I am trying to solve a question where I am told the transformation matrix $A$ representing a linear transformation $T$ by $T(x)=Ax$.
I am asked to find a basis $(f_1, f_2, f_3)$ and I am not sure about how to solve this and start my response.
Thanks for the help.
P.S. If it is of any help the exercise is part of the chapter on diagonalisation.
A vector regarding a basis can be represented as column vector of coordinates regarding the basis: $$ x = x_1 f_1 + x_2 f_2 + x_3 f_3 = \begin{pmatrix} x_1 \\ x_2 \\ x_3 \\ \end{pmatrix} $$ Applying $x$ to a linear transformation $T$ gives \begin{align} T(x) &= T(x_1 f_1 + x_2 f_2 + x_3 f_3) \\ &= x_1 T(f_1) + x_2 T(f_2) + x_3 T(f_3) \\ &= x_1 a_1 + x_2 a_2 + x_3 a_3 \end{align} However the image vectors $a_j = T(f_j)$ can be expressed by the basis as well: $$ a_j = a_{1j} f_1 + a_{2j} f_2 + a_{3j} f_3 = \begin{pmatrix} a_{1j} \\ a_{2j} \\ a_{3j} \end{pmatrix} $$ So we get \begin{align} T(x) &= x_1 \begin{pmatrix} a_{11} \\ a_{21} \\ a_{31} \end{pmatrix} + x_2 \begin{pmatrix} a_{12} \\ a_{22} \\ a_{32} \end{pmatrix} + x_3 \begin{pmatrix} a_{13} \\ a_{23} \\ a_{33} \end{pmatrix} \\ &= \begin{pmatrix} a_{11} & a_{12} & a_{13} \\ a_{21} & a_{22} & a_{23} \\ a_{31} & a_{32} & a_{33} \end{pmatrix} \begin{pmatrix} x_{1} \\ x_{2} \\ x_{3} \end{pmatrix} \\ &= A x \end{align} Coordinate vectors and matrices of linear transformation depend on the choice of the basis.

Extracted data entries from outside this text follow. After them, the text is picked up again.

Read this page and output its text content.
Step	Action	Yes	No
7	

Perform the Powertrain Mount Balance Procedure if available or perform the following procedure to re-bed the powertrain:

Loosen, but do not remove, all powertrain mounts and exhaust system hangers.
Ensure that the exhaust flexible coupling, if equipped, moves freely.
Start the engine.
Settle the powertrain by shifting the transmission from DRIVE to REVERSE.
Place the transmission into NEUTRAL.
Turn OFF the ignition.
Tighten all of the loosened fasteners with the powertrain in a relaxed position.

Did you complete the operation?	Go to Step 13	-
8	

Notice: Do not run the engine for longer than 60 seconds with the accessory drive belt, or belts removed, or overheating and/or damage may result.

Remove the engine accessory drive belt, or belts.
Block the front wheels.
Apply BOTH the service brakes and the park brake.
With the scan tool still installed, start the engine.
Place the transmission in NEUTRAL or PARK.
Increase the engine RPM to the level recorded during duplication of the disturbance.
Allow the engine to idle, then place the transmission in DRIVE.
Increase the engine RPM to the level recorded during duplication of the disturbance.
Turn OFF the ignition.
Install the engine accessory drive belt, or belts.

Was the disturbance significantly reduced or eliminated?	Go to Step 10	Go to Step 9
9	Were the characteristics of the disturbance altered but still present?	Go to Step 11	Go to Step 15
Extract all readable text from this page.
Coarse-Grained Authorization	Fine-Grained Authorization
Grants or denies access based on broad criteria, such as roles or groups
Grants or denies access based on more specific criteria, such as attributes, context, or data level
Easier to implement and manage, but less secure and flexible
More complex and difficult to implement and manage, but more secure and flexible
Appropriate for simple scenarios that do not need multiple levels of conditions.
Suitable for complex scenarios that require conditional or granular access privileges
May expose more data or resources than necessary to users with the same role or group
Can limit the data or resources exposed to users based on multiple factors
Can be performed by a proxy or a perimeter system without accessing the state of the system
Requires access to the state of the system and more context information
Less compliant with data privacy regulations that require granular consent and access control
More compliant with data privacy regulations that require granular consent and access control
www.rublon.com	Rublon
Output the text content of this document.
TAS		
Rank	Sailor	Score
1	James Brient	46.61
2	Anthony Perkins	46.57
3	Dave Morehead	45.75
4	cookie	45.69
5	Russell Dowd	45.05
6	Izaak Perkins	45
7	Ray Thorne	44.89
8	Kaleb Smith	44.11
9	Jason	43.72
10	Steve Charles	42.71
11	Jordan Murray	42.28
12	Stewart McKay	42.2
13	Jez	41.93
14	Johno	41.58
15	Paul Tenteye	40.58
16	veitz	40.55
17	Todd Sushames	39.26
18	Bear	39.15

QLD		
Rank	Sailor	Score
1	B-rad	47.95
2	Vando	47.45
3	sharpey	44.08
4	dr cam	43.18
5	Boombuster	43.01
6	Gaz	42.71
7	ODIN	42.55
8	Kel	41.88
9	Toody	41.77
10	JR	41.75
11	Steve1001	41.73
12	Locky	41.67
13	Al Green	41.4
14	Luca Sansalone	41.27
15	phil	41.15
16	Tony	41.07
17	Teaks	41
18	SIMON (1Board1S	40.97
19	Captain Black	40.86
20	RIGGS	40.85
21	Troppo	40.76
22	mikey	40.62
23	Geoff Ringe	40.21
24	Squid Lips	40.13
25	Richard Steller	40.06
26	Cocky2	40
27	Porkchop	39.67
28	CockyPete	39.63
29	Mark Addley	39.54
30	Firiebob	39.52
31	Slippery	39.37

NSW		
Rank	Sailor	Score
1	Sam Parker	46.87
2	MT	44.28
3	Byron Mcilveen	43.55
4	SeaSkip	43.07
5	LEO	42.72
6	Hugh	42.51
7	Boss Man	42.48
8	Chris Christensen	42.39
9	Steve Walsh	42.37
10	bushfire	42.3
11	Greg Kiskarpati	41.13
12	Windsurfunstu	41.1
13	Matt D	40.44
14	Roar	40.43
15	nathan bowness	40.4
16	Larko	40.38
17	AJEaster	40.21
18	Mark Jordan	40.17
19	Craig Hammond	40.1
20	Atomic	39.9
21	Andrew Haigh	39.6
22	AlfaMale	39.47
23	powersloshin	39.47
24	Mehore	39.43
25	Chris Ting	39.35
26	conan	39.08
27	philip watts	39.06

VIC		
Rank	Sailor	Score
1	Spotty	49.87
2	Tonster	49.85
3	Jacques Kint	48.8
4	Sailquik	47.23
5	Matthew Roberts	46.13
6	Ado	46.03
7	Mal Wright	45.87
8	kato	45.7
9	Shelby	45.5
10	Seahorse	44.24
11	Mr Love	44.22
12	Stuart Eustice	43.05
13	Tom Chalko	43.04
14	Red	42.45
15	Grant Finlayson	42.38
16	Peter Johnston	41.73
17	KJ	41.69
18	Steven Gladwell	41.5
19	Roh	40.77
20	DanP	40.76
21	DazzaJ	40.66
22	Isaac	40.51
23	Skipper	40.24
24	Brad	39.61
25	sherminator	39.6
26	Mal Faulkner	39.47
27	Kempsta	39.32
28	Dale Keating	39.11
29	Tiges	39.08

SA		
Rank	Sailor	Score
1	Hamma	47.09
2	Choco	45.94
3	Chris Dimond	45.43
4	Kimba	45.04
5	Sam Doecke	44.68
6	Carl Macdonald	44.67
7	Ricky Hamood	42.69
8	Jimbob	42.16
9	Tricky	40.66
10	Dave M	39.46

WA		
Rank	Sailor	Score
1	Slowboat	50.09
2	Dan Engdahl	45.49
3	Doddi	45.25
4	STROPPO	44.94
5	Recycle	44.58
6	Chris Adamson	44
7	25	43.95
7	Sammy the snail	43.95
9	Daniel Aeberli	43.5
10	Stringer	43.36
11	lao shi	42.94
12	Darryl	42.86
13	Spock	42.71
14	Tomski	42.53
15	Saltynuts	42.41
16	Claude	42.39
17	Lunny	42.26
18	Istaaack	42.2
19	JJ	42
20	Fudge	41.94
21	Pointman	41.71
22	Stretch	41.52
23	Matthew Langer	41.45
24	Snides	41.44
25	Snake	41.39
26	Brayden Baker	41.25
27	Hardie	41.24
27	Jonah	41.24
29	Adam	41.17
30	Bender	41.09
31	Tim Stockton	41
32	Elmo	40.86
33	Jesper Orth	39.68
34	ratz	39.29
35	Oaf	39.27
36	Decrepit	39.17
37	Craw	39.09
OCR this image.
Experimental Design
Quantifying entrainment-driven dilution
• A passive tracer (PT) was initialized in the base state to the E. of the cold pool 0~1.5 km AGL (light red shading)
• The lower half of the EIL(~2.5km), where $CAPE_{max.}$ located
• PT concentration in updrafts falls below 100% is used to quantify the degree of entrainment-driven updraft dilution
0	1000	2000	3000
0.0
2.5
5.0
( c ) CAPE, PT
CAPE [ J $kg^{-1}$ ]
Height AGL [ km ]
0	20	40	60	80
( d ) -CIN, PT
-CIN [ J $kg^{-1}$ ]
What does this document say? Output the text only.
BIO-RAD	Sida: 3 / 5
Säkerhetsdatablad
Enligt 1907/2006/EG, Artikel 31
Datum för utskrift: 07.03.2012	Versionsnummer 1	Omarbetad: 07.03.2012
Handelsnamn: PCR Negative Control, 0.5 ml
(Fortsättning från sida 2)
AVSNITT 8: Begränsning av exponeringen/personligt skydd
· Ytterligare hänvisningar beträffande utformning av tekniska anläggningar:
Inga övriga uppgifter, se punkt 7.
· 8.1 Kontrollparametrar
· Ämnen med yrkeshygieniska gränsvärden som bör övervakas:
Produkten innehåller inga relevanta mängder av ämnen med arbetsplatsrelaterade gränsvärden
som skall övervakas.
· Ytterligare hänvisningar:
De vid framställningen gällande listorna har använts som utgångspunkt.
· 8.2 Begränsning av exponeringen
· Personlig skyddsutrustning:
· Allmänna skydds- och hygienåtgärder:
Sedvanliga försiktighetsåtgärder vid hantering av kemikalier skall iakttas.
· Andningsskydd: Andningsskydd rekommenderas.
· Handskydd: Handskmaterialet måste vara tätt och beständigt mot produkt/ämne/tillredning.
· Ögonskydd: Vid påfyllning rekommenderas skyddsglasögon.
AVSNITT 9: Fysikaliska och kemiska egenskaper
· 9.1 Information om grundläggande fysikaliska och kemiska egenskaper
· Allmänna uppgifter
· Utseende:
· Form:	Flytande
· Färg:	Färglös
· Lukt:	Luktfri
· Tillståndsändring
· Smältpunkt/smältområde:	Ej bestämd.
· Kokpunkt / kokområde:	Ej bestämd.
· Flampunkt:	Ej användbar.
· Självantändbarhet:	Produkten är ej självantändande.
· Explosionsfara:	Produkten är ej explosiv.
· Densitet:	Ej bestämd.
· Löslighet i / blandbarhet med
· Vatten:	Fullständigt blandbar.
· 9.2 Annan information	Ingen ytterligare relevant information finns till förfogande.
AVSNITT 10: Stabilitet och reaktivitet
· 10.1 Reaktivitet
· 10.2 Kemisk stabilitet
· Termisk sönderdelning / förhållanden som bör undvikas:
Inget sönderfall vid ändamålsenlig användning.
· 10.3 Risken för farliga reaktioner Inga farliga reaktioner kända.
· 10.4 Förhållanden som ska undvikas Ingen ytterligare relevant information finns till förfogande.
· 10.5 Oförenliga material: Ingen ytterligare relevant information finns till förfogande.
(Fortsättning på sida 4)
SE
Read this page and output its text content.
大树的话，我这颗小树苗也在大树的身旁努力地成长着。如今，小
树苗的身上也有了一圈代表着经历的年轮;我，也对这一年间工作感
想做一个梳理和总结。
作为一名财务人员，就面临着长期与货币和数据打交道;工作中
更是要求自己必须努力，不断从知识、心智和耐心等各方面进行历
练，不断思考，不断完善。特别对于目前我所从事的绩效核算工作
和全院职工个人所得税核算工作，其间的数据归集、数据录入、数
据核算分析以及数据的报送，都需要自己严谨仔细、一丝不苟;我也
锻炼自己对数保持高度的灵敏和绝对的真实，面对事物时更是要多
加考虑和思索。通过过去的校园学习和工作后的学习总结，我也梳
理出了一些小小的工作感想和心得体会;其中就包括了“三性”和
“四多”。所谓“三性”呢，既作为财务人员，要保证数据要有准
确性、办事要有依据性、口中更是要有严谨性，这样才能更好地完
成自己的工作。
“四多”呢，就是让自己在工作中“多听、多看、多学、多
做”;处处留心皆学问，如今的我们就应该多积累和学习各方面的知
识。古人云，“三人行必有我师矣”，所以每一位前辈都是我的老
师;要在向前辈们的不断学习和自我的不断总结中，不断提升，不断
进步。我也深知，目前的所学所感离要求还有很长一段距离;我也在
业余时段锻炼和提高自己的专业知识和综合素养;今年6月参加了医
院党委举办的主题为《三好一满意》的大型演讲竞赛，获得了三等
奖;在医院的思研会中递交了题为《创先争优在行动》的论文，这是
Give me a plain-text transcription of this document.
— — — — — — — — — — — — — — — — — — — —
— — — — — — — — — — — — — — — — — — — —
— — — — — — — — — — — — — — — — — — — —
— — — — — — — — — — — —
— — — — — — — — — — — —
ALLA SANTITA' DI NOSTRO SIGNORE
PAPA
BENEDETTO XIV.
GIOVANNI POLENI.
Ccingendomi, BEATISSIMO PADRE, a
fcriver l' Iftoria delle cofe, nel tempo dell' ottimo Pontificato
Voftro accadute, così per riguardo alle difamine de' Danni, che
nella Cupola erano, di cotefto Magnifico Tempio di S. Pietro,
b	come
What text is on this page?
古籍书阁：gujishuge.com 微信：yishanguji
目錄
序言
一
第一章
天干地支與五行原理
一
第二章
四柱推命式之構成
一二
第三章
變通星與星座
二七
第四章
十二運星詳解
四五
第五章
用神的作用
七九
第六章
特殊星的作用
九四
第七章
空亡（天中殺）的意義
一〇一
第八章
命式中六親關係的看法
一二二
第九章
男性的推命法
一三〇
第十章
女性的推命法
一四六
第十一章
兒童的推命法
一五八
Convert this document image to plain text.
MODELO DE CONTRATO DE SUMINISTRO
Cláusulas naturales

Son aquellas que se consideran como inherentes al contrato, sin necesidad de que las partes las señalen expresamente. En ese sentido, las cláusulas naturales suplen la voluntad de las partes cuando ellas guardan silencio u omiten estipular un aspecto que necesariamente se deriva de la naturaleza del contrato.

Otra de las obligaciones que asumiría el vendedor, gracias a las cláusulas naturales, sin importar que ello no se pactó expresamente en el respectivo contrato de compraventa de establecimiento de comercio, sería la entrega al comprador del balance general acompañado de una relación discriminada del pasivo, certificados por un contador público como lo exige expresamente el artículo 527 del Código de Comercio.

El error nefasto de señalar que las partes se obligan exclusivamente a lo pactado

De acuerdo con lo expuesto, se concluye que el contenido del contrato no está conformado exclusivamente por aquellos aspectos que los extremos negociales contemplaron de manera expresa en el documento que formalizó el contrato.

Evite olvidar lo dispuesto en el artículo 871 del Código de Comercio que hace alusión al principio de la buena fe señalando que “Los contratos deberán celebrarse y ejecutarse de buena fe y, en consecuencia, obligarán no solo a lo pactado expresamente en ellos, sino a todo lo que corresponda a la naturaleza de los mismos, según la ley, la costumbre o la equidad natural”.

It turns out that for certain linear transformations one can choose a basis which results in a diagonal matrix: $$ A = \begin{pmatrix} a_{11} & 0 & 0 \\ 0 & a_{22} & 0 \\ 0 & 0 & a_{33} \end{pmatrix} $$
And your task is probably to find such a basis.
Hint: It means $$ T(f_1) = \begin{pmatrix} a_{11} \\ 0 \\ 0 \end{pmatrix} = a_{11} f_1 \iff \\ A f_1 = a_{11} f_1 $$ and so on.